UK objectives state that this limit should not be exceeded more than 35 times in one year, although this has only happened four times since 2000 and the annual average limit of 40ugm3 has never been exceeded at this site.
According to Neath Port Talbot county borough council, the PM10 exceedance days so far this year “have arisen mainly from the direction of the steel works” and it said information on pollution levels is disseminated to residents on its own website, the Welsh Air Quality site and the Defra Air site.
PM10 levels have long been an issue in the Port Talbot area, with the council drafting an action plan in 2012 aimed at combatting levels of the pollutant, which analysis in the plan indicated came from the direction of the steelworks (see AirQualityNews.com story).
The council also piloted an alert system between 2012 and 2014 aimed at reducing hospital admissions and use of health services by informing people with “the most compromised respiratory health” of ways to minimise pollution exposure or of suitable medication to take.
And, despite a 2014 council report finding that the system was “prone to over-predicting pollution episodes”, participants in the airAware alert pilot had found it to be “easy to use and informative”.
However, the airAware system was discontinued last year because, according to a council spokesman, it “resulted in greater [hospital] admissions possibly due to raised concern”.
The council spokesman said:
“We continue to operate an email alerting system which is delivered to regulators, operators and government with the aim of intervening in a developing exceedance day to try to avoid it.”
The council spokesman also explained that the authority “is not the regulator of the steelworks”, adding that all local air pollution data “is shared with Natural Resources Wales [NRW] and with the Welsh Government, which has overall responsibility for air quality in Wales”.
Short term action plan
In addition to the council’s action plan, the Welsh Government also published a short term action plan in 2013 aimed specifically at cutting PM10 in Port Talbot. The Neath Port Talbot council spokesman said this plan is “still very much alive”.
The plan gave the devolved authority the power to suspend the environmental permits of the steelworks and acknowledged that while air quality has “significantly improved in recent years there is still room for improvement” (see AirQualityNews.com story).

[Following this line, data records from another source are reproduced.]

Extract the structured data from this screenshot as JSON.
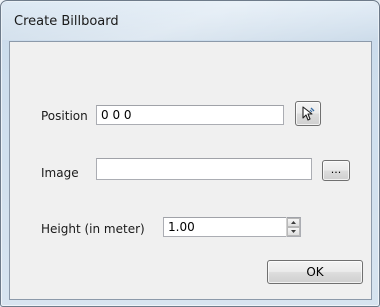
{
  "window": {
    "title": "Create Billboard"
  },
  "form": {
    "position": {
      "label": "Position",
      "value": "0 0 0"
    },
    "image": {
      "label": "Image",
      "value": "",
      "browse_label": "..."
    },
    "height": {
      "label": "Height (in meter)",
      "value": "1.00"
    }
  },
  "buttons": {
    "ok_label": "OK"
  },
  "icons": {
    "pick_position": "pointer-pick-icon",
    "spin_up": "spin-up-arrow-icon",
    "spin_down": "spin-down-arrow-icon"
  }
}
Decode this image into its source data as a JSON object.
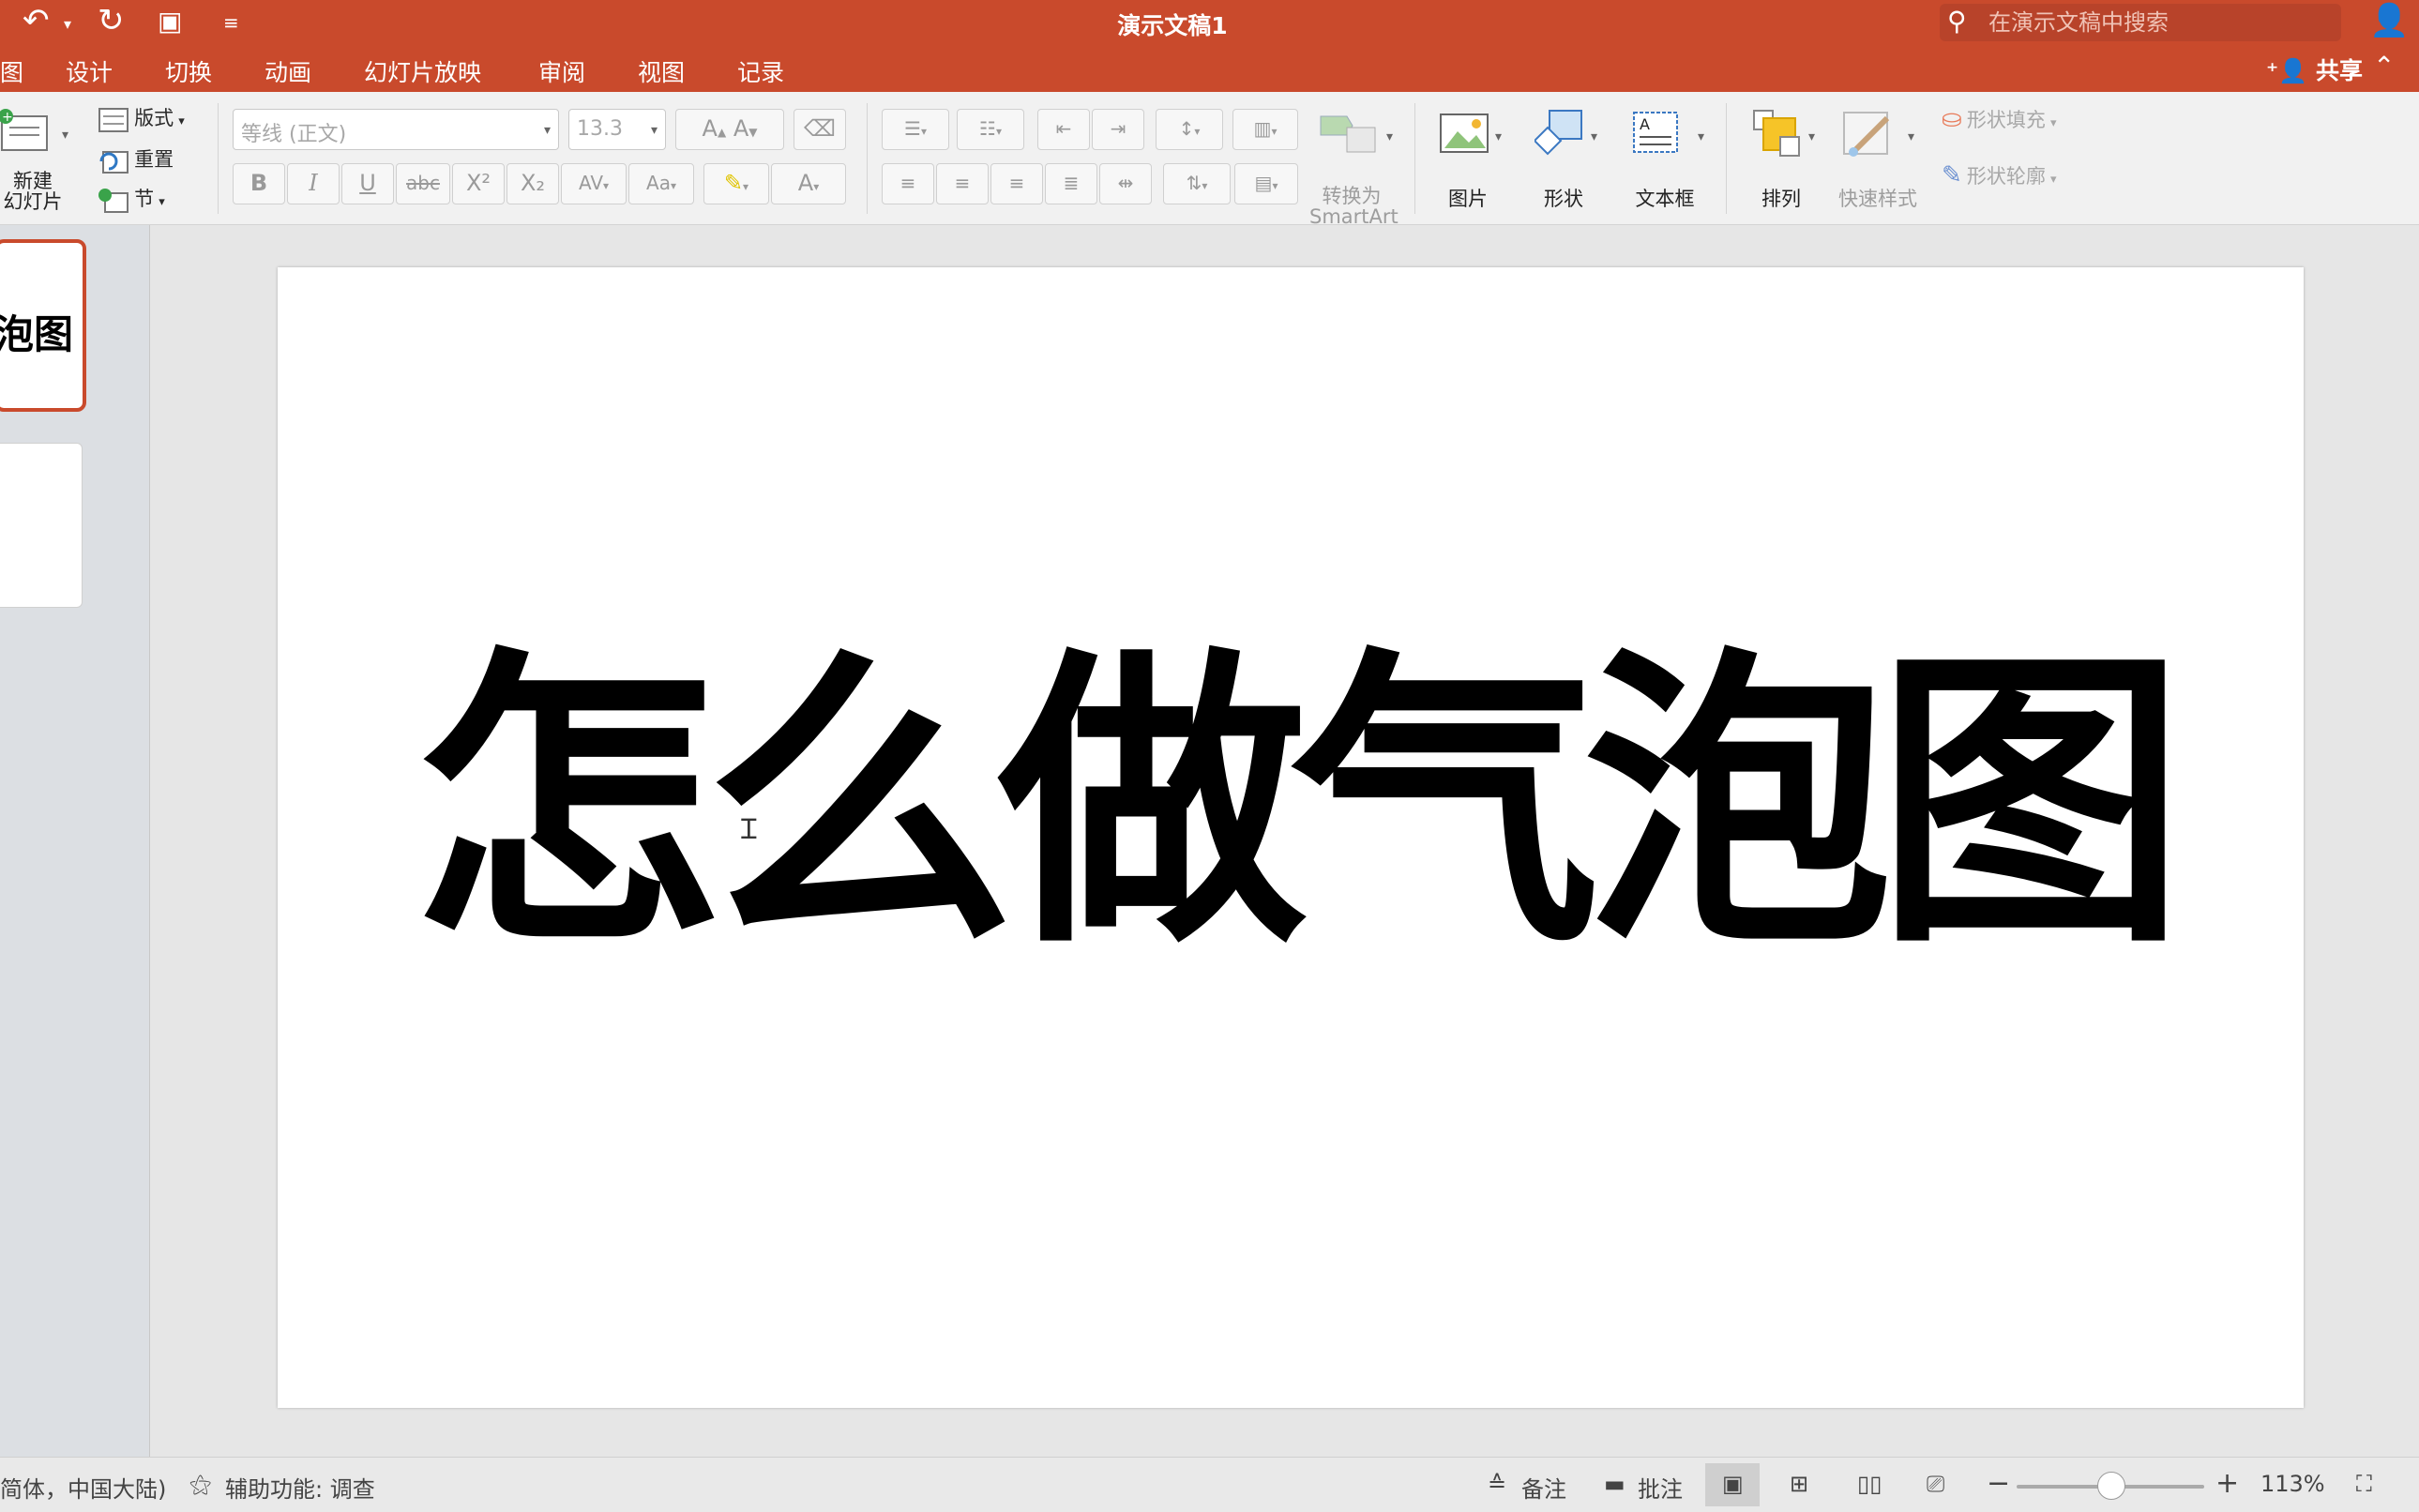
{
  "title_bar": {
    "document_title": "演示文稿1",
    "search_placeholder": "在演示文稿中搜索"
  },
  "tabs": [
    "图",
    "设计",
    "切换",
    "动画",
    "幻灯片放映",
    "审阅",
    "视图",
    "记录"
  ],
  "share_label": "共享",
  "ribbon": {
    "new_slide_label_line1": "新建",
    "new_slide_label_line2": "幻灯片",
    "layout_label": "版式",
    "reset_label": "重置",
    "section_label": "节",
    "font_name": "等线 (正文)",
    "font_size": "13.3",
    "bold": "B",
    "italic": "I",
    "underline": "U",
    "strike": "abc",
    "superscript": "X²",
    "subscript": "X₂",
    "spacing": "AV",
    "case": "Aa",
    "font_color": "A",
    "increase_font": "A",
    "decrease_font": "A",
    "smartart_line1": "转换为",
    "smartart_line2": "SmartArt",
    "picture_label": "图片",
    "shape_label": "形状",
    "textbox_label": "文本框",
    "arrange_label": "排列",
    "quick_styles_label": "快速样式",
    "shape_fill_label": "形状填充",
    "shape_outline_label": "形状轮廓"
  },
  "thumbnail": {
    "slide1_text": "泡图"
  },
  "slide": {
    "title": "怎么做气泡图"
  },
  "status_bar": {
    "language": "简体，中国大陆)",
    "accessibility": "辅助功能: 调查",
    "notes": "备注",
    "comments": "批注",
    "zoom": "113%"
  },
  "colors": {
    "accent": "#c94a2c"
  }
}
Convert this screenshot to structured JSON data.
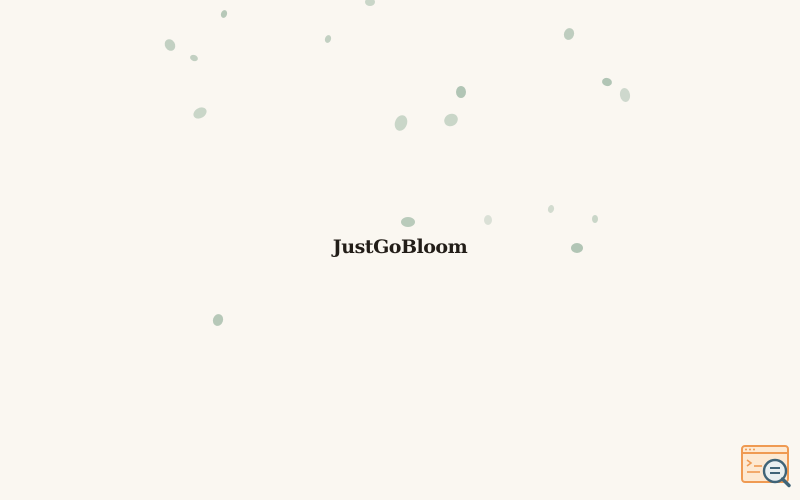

Tata Steel was also issued with an enforcement notice by NRW in 2013 over dust levels in Port Talbot, but was commended last year by the regulator for subsequent improvements which were made to the site to address the issue (see AirQualityNews.com story).
Responding to news of high pollution levels in the area this week, a spokesman for Tata Steel said: “Port Talbot’s Air Quality Management Area is a confined urban space including various industrial sites, the docks, two major transport arteries. Tata Steel works closely with NRW and the local authority in monitoring and taking action on the results of the air quality monitors, meeting regularly with representatives of the local community.
“We take our responsibilities very seriously indeed and action has been taken to manage fugitive dust emissions from the steelworks. This includes process plant technology and measures to manage particulates generated by vehicular activity on the large site. Regularly we engage with the local community in open days and other forums, we have a community helpline and we investigate observations and complaints from local neighbours.”